Morphogenesis of the small intestine during fetal development.


During the last five days ('last trimester') of the 22-day gestation period of the rat the mucosa of the small intestine changes from undifferentiated stratified epithelium without villi to a mucosa with villi covered with simple columnar epithelium. During this process many secondary lumina form in the primitive stratified epithelium; these lumina enlarge and eventually fuse with the main intestinal lumen as degenerating superficial epithelial cells are exfoliated and as upward growth of mesenchyme towards the main lumen takes place.
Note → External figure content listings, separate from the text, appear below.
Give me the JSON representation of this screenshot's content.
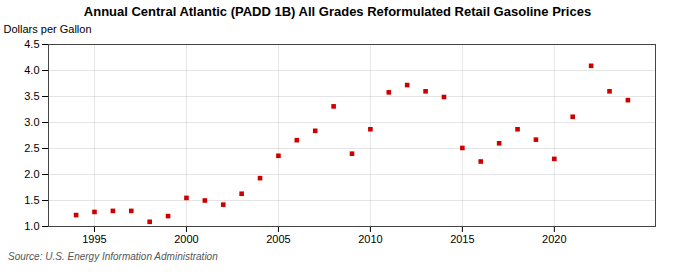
{
  "chart_data": {
    "type": "scatter",
    "title": "Annual Central Atlantic (PADD 1B) All Grades Reformulated Retail Gasoline Prices",
    "y_label": "Dollars per Gallon",
    "annotations": [
      "Source: U.S. Energy Information Administration"
    ],
    "x": [
      1994,
      1995,
      1996,
      1997,
      1998,
      1999,
      2000,
      2001,
      2002,
      2003,
      2004,
      2005,
      2006,
      2007,
      2008,
      2009,
      2010,
      2011,
      2012,
      2013,
      2014,
      2015,
      2016,
      2017,
      2018,
      2019,
      2020,
      2021,
      2022,
      2023,
      2024
    ],
    "values": [
      1.22,
      1.28,
      1.3,
      1.3,
      1.09,
      1.2,
      1.55,
      1.5,
      1.42,
      1.63,
      1.93,
      2.36,
      2.66,
      2.84,
      3.31,
      2.4,
      2.87,
      3.58,
      3.72,
      3.6,
      3.49,
      2.51,
      2.25,
      2.6,
      2.87,
      2.67,
      2.3,
      3.11,
      4.09,
      3.6,
      3.43
    ],
    "color": "#cc0000",
    "marker": "square",
    "xlim": [
      1992.5,
      2025.5
    ],
    "xticks": [
      1995,
      2000,
      2005,
      2010,
      2015,
      2020
    ],
    "ylim": [
      1.0,
      4.5
    ],
    "yticks": [
      {
        "value": 1.0,
        "label": "1.0"
      },
      1.5,
      {
        "value": 2.0,
        "label": "2.0"
      },
      2.5,
      {
        "value": 3.0,
        "label": "3.0"
      },
      3.5,
      {
        "value": 4.0,
        "label": "4.0"
      },
      4.5
    ],
    "grid": true
  }
}
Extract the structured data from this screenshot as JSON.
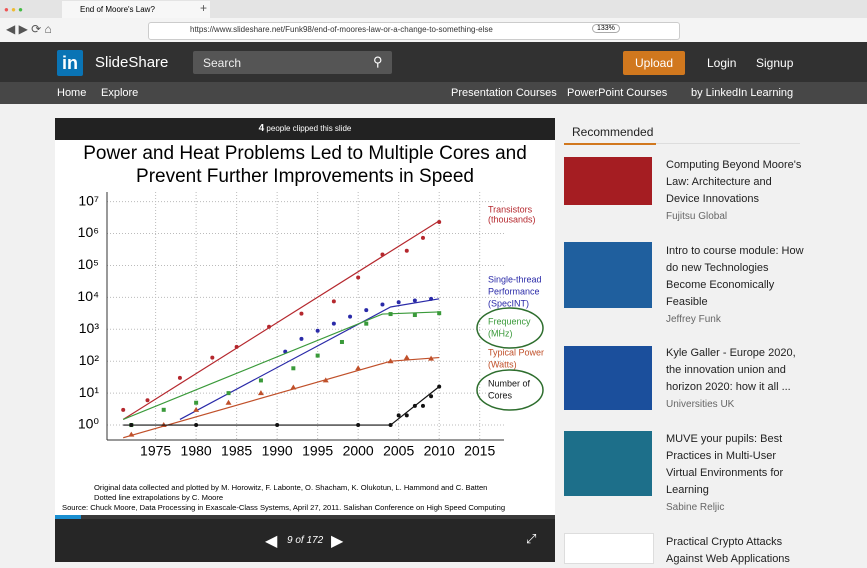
{
  "browser": {
    "tab_title": "End of Moore's Law?",
    "url": "https://www.slideshare.net/Funk98/end-of-moores-law-or-a-change-to-something-else",
    "zoom": "133%"
  },
  "header": {
    "logo": "in",
    "brand": "SlideShare",
    "search_placeholder": "Search",
    "upload": "Upload",
    "login": "Login",
    "signup": "Signup"
  },
  "nav": {
    "left": [
      "Home",
      "Explore"
    ],
    "right": [
      "Presentation Courses",
      "PowerPoint Courses",
      "by LinkedIn Learning"
    ]
  },
  "slide": {
    "clip_count": 4,
    "clip_text": "people clipped this slide",
    "page_label": "9 of 172"
  },
  "recommended": {
    "title": "Recommended",
    "items": [
      {
        "title": "Computing Beyond Moore's Law: Architecture and Device Innovations",
        "author": "Fujitsu Global"
      },
      {
        "title": "Intro to course module: How do new Technologies Become Economically Feasible",
        "author": "Jeffrey Funk"
      },
      {
        "title": "Kyle Galler - Europe 2020, the innovation union and horizon 2020: how it all ...",
        "author": "Universities UK"
      },
      {
        "title": "MUVE your pupils: Best Practices in Multi-User Virtual Environments for Learning",
        "author": "Sabine Reljic"
      },
      {
        "title": "Practical Crypto Attacks Against Web Applications",
        "author": ""
      }
    ]
  },
  "chart_data": {
    "type": "scatter",
    "title_lines": [
      "Power and Heat Problems Led to Multiple Cores and",
      "Prevent Further Improvements in Speed"
    ],
    "log_y": true,
    "grid": true,
    "xlim": [
      1969,
      2018
    ],
    "ylim": [
      0.34,
      20000000
    ],
    "xticks": [
      1975,
      1980,
      1985,
      1990,
      1995,
      2000,
      2005,
      2010,
      2015
    ],
    "yticks": [
      {
        "value": 1,
        "label": "10⁰"
      },
      {
        "value": 10,
        "label": "10¹"
      },
      {
        "value": 100,
        "label": "10²"
      },
      {
        "value": 1000,
        "label": "10³"
      },
      {
        "value": 10000,
        "label": "10⁴"
      },
      {
        "value": 100000,
        "label": "10⁵"
      },
      {
        "value": 1000000,
        "label": "10⁶"
      },
      {
        "value": 10000000,
        "label": "10⁷"
      }
    ],
    "series": [
      {
        "label_lines": [
          "Transistors",
          "(thousands)"
        ],
        "color": "#b5282e",
        "marker": "circle",
        "x": [
          1971,
          1974,
          1978,
          1982,
          1985,
          1989,
          1993,
          1997,
          2000,
          2003,
          2006,
          2008,
          2010
        ],
        "y": [
          3,
          6,
          30,
          130,
          280,
          1200,
          3100,
          7500,
          42000,
          220000,
          290000,
          730000,
          2300000
        ],
        "fit_x": [
          1971,
          2010
        ],
        "fit_y": [
          1.5,
          2500000
        ]
      },
      {
        "label_lines": [
          "Single-thread",
          "Performance",
          "(SpecINT)"
        ],
        "color": "#2a2aa8",
        "marker": "circle",
        "x": [
          1991,
          1993,
          1995,
          1997,
          1999,
          2001,
          2003,
          2005,
          2007,
          2009
        ],
        "y": [
          200,
          500,
          900,
          1500,
          2500,
          4000,
          6000,
          7000,
          8000,
          9000
        ],
        "fit_x": [
          1978,
          2004,
          2010
        ],
        "fit_y": [
          1.5,
          5000,
          9000
        ]
      },
      {
        "label_lines": [
          "Frequency",
          "(MHz)"
        ],
        "color": "#3a9a3a",
        "marker": "square",
        "x": [
          1972,
          1976,
          1980,
          1984,
          1988,
          1992,
          1995,
          1998,
          2001,
          2004,
          2007,
          2010
        ],
        "y": [
          1,
          3,
          5,
          10,
          25,
          60,
          150,
          400,
          1500,
          3000,
          2800,
          3200
        ],
        "fit_x": [
          1971,
          2003,
          2010
        ],
        "fit_y": [
          1.5,
          3000,
          3500
        ]
      },
      {
        "label_lines": [
          "Typical Power",
          "(Watts)"
        ],
        "color": "#c0502a",
        "marker": "triangle",
        "x": [
          1972,
          1976,
          1980,
          1984,
          1988,
          1992,
          1996,
          2000,
          2004,
          2006,
          2009
        ],
        "y": [
          0.5,
          1,
          3,
          5,
          10,
          15,
          25,
          60,
          100,
          130,
          120
        ],
        "fit_x": [
          1971,
          2004,
          2010
        ],
        "fit_y": [
          0.4,
          100,
          130
        ]
      },
      {
        "label_lines": [
          "Number of",
          "Cores"
        ],
        "color": "#111111",
        "marker": "circle",
        "x": [
          1972,
          1980,
          1990,
          2000,
          2004,
          2005,
          2006,
          2007,
          2008,
          2009,
          2010
        ],
        "y": [
          1,
          1,
          1,
          1,
          1,
          2,
          2,
          4,
          4,
          8,
          16
        ],
        "fit_x": [
          1971,
          2004,
          2010
        ],
        "fit_y": [
          1,
          1,
          16
        ]
      }
    ],
    "source_lines": [
      "Original data collected and plotted by M. Horowitz, F. Labonte, O. Shacham, K. Olukotun, L. Hammond and C. Batten",
      "Dotted line extrapolations by C. Moore",
      "Source: Chuck Moore, Data Processing in Exascale-Class Systems, April 27, 2011. Salishan Conference on High Speed Computing"
    ]
  }
}
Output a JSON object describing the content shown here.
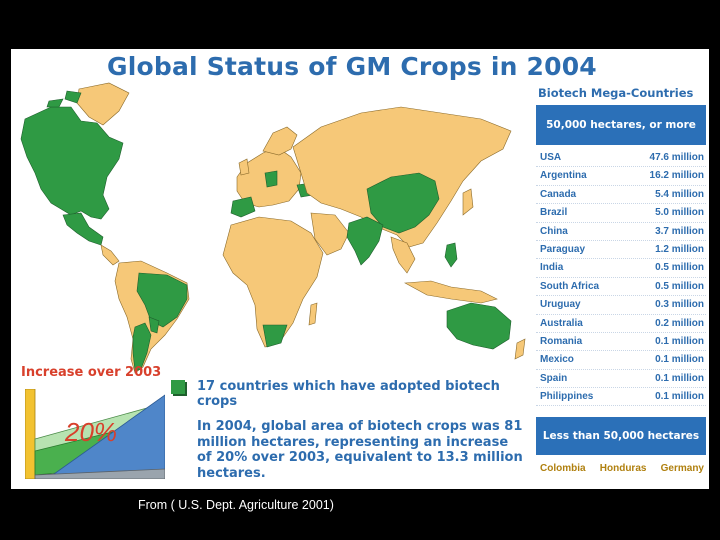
{
  "title": "Global Status of GM Crops in 2004",
  "colors": {
    "biotech": "#2f9a44",
    "other": "#f6c878",
    "ocean": "#ffffff",
    "accent_blue": "#2b70b8",
    "title_blue": "#2d6cae",
    "increase_red": "#d8402c"
  },
  "panel": {
    "title": "Biotech Mega-Countries",
    "mega_label": "50,000 hectares, or more",
    "countries": [
      {
        "name": "USA",
        "value": "47.6 million"
      },
      {
        "name": "Argentina",
        "value": "16.2 million"
      },
      {
        "name": "Canada",
        "value": "5.4 million"
      },
      {
        "name": "Brazil",
        "value": "5.0 million"
      },
      {
        "name": "China",
        "value": "3.7 million"
      },
      {
        "name": "Paraguay",
        "value": "1.2 million"
      },
      {
        "name": "India",
        "value": "0.5 million"
      },
      {
        "name": "South Africa",
        "value": "0.5 million"
      },
      {
        "name": "Uruguay",
        "value": "0.3 million"
      },
      {
        "name": "Australia",
        "value": "0.2 million"
      },
      {
        "name": "Romania",
        "value": "0.1 million"
      },
      {
        "name": "Mexico",
        "value": "0.1 million"
      },
      {
        "name": "Spain",
        "value": "0.1 million"
      },
      {
        "name": "Philippines",
        "value": "0.1 million"
      }
    ],
    "less_label": "Less than 50,000 hectares",
    "small_countries": [
      "Colombia",
      "Honduras",
      "Germany"
    ]
  },
  "increase": {
    "label": "Increase over 2003",
    "percent_label": "20%"
  },
  "legend": {
    "text": "17 countries which have adopted biotech crops"
  },
  "summary": "In 2004, global area of biotech crops was 81 million hectares, representing an increase of 20% over 2003, equivalent to 13.3 million hectares.",
  "source": "From ( U.S. Dept. Agriculture 2001)"
}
Proliferation of intestinal epithelial cells occurs along the entire length of the newly formed villi until one or two days before birth, when proliferating epithelial cells become confined to incompletely formed crypts at the base of the villi. In contrast, differentiation of the small intestinal mucosa in human fetuses begins much earlier in gestation. Villi form at 9 to 10 weeks and crypts are well developed by 12 weeks (first trimester). By 17 weeks, all epithelial cells types seen in intestinal crypts of adults are present. Absorptive cells on villi have a prominent apical tubular system, large meconium-filled lysosomes and abundant glycogen between 10 and 22 weeks' gestation. Whereas there is uptake of the macromolecular marker, ferritin, into the apical tubular system after eight or more minutes of in vitro exposure, there is no evidence of transport of ferritin across the absorptive cells after up to 40 minutes of exposure between 11 and 12 weeks' gestation.